Unlike other companies, my employers are pretty cool about letting those of us with assigned desks liven them up.

My complete Funko lineup, for those curious:

  • “Weird Al” Yankovic
  • Alex Trebek
  • Walt Disney in black-and-white
  • Miss Yvonne from Pee-Wee’s Playhouse
  • Linus van Pelt
  • Han Solo in Endor gear
  • BB-8
  • BB-9E
  • Tom Servo
  • Crow T. Robot
  • Tom Serv-Crow (a bizarre yet sanctioned mash-up)
  • Poochie from The Simpsons
  • Roger Sterling from Mad Men
  • America Chavez from the Young Avengers and the second Doctor Strange movie
  • Tiny Leia from Obi-Wan Kenobi
  • Spike from Buffy in his ’70s subway-punk outfit
Several MST3K Funkos.

You’ll note not all these are Funkos. MST3K fans may recognize three bots that came with the DVD sets. (That’s Gypsy peeking in at the bottom.)

Hence the latest addition to my collection, courtesy of her: a reasonable facsimile of the Me of Earth-Funko. When I saw it, you could hear my jaw drop from blocks away. As it happens, rather than fan-made Etsy-craft, Funko offers its own “Pop Yourself” service that allows customers to Funko-fy themselves or others for posterity, presumably within legal boundaries.

My bobble-imp’s accessories include a remote and a “Super Freddy” comic, which is a reference I had to look up — a super-powered variant of company mascot Freddy Funko, whose existence is news to me. She was disappointed that the site’s tropical shirt options were lacking, but the top she chose faintly resembles a couple from my own closet. I’m trying not to complain about how his curly hair is grayer than mine…unless that’s not meant to be hair and is actually his brain pushing through his skull. I’ve had days that felt like that. But the best part is the way he’s trying to hide in the shadowiest corner in his own box, accurately simulating me at parties.

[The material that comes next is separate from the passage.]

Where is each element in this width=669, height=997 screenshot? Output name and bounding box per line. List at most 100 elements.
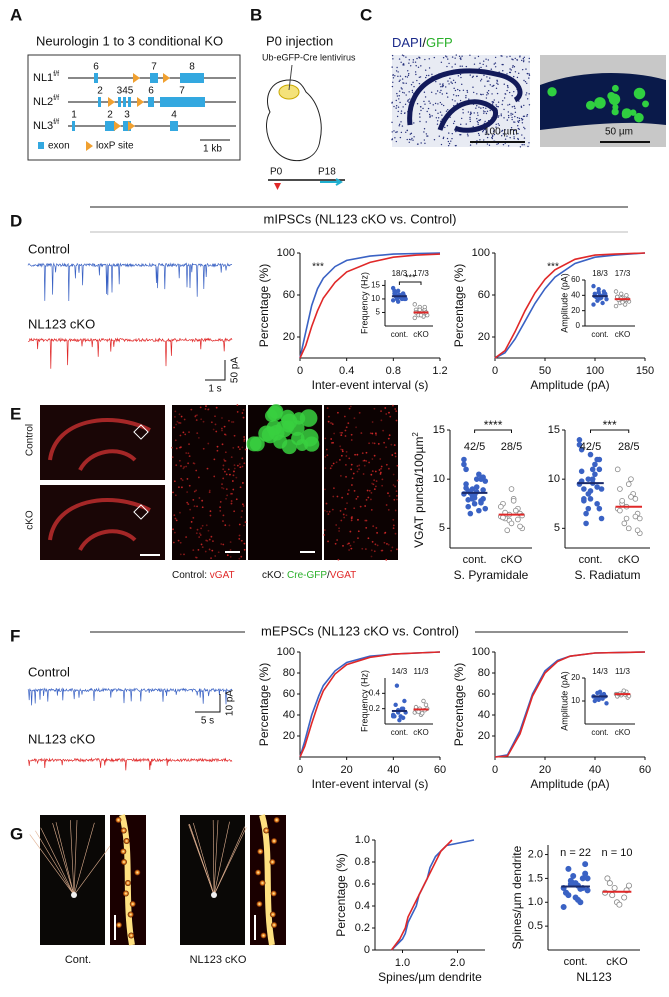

All things considered, I’m glad I got my custom clone while I could. I was surprised to read this week about how Funko, like a lot of American businesses, isn’t doing so great financially right now. Their latest SEC filing contains more than a few discouraging numbers in it, as well as 38 mentions of the word “tariff”, in case anyone’s looking for symptoms to diagnose.

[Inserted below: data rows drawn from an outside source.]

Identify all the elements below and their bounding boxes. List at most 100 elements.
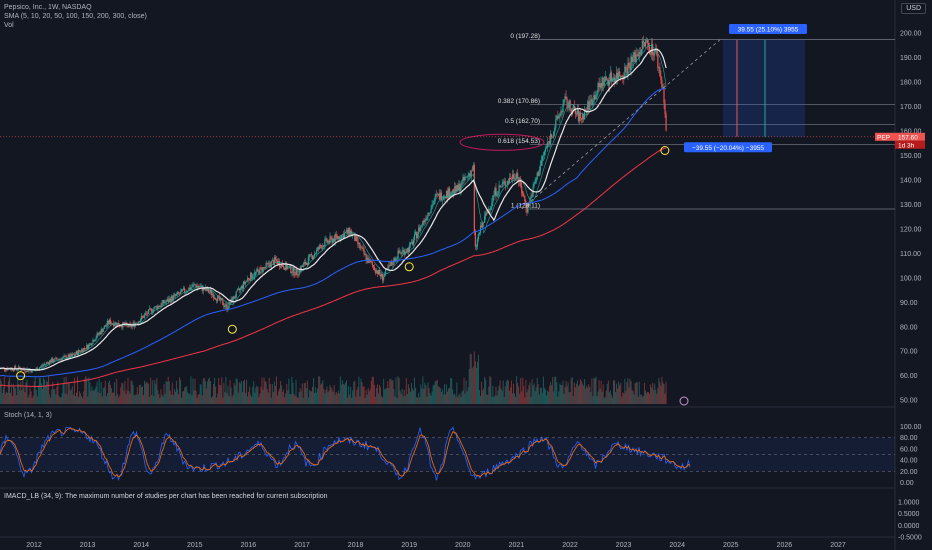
candle-body	[290, 265, 292, 273]
volume-legend[interactable]: Vol	[4, 22, 14, 29]
stoch-legend[interactable]: Stoch (14, 1, 3)	[4, 412, 52, 419]
volume-bar	[533, 383, 535, 404]
volume-bar	[113, 392, 115, 404]
candle-body	[209, 289, 212, 292]
candle-body	[94, 340, 96, 342]
volume-bar	[57, 381, 59, 404]
price-tick-label: 150.00	[900, 153, 922, 160]
volume-bar	[239, 383, 241, 404]
candle-body	[89, 343, 91, 345]
volume-bar	[44, 379, 46, 404]
candle-body	[640, 49, 642, 55]
volume-bar	[299, 388, 301, 404]
measure-up-label: 39.55 (25.10%) 3955	[738, 27, 799, 34]
candle-body	[464, 176, 466, 181]
volume-bar	[27, 397, 29, 404]
volume-bar	[641, 396, 643, 404]
volume-bar	[105, 396, 107, 404]
volume-bar	[568, 392, 570, 404]
volume-bar	[155, 384, 157, 404]
signal-marker-icon	[227, 324, 237, 334]
candle-body	[514, 178, 517, 180]
volume-bar	[116, 378, 118, 404]
volume-bar	[25, 382, 27, 404]
candle-body	[421, 225, 423, 227]
candle-body	[193, 284, 195, 286]
volume-bar	[80, 393, 82, 404]
candle-body	[162, 300, 164, 303]
candle-body	[289, 265, 291, 267]
candle-body	[400, 252, 402, 254]
volume-bar	[348, 386, 350, 404]
candle-body	[171, 296, 173, 301]
candle-body	[335, 234, 337, 237]
candle-body	[486, 213, 488, 215]
candle-body	[551, 134, 553, 137]
volume-bar	[195, 390, 197, 404]
volume-bar	[612, 380, 614, 404]
candle-body	[258, 270, 260, 275]
candle-body	[121, 326, 123, 328]
candle-body	[140, 315, 143, 320]
candle-body	[643, 42, 646, 47]
candle-body	[298, 269, 300, 275]
time-tick-label: 2016	[241, 542, 257, 549]
volume-bar	[285, 393, 287, 404]
volume-bar	[415, 387, 417, 404]
volume-bar	[12, 396, 14, 404]
volume-bar	[473, 351, 475, 404]
volume-bar	[367, 387, 369, 404]
volume-bar	[217, 393, 219, 404]
volume-bar	[84, 378, 86, 404]
volume-bar	[30, 391, 32, 404]
candle-body	[565, 96, 567, 99]
candle-body	[170, 296, 172, 303]
candle-body	[542, 154, 545, 156]
candle-body	[661, 79, 663, 88]
volume-bar	[413, 390, 415, 404]
volume-bar	[406, 394, 408, 404]
volume-bar	[427, 382, 429, 404]
volume-bar	[193, 390, 195, 404]
volume-bar	[55, 394, 57, 404]
candle-body	[86, 345, 88, 350]
candle-body	[391, 262, 393, 265]
candle-body	[44, 364, 47, 365]
volume-bar	[583, 385, 585, 404]
candle-body	[326, 238, 328, 243]
volume-bar	[288, 378, 290, 404]
volume-bar	[90, 390, 92, 404]
candle-body	[50, 360, 52, 363]
candle-body	[431, 204, 433, 209]
candle-body	[328, 240, 330, 243]
price-tag-countdown: 1d 3h	[898, 142, 915, 149]
currency-button[interactable]: USD	[901, 3, 926, 14]
candle-body	[177, 292, 180, 294]
volume-bar	[73, 377, 75, 404]
candle-body	[67, 354, 69, 359]
volume-bar	[644, 390, 646, 404]
volume-bar	[97, 392, 99, 404]
volume-bar	[26, 379, 28, 404]
candle-body	[440, 192, 442, 201]
candle-body	[137, 321, 139, 324]
candle-body	[273, 257, 275, 265]
candle-body	[216, 299, 218, 302]
volume-bar	[528, 385, 530, 404]
volume-bar	[95, 386, 97, 404]
candle-body	[271, 260, 273, 262]
volume-bar	[611, 397, 613, 404]
sma-legend[interactable]: SMA (5, 10, 20, 50, 100, 150, 200, 300, …	[4, 13, 147, 20]
volume-bar	[65, 376, 67, 404]
volume-bar	[505, 381, 507, 404]
candle-body	[284, 268, 286, 270]
volume-bar	[529, 382, 531, 404]
fib-label: 0.618 (154.53)	[498, 138, 540, 145]
candle-body	[547, 141, 550, 143]
candle-body	[237, 288, 239, 290]
volume-bar	[614, 380, 616, 404]
time-tick-label: 2026	[777, 542, 793, 549]
volume-bar	[269, 383, 271, 404]
volume-bar	[163, 383, 165, 404]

It’s cool that they’ve enjoyed at least a little success this year with replicas of the cast of Netflix’s KPop Demon Hunters, which came at a fortuitous time considering the film’s bigwigs failed to line up any other merch deals in advance. Will those be enough to save Funko? Or do the American people need to save the day by chipping in and ordering 400 million Funkos of themselves? Because I’m pretty sure the answer is not for them to start cranking out variants of me. Y’all are welcome to try, of course.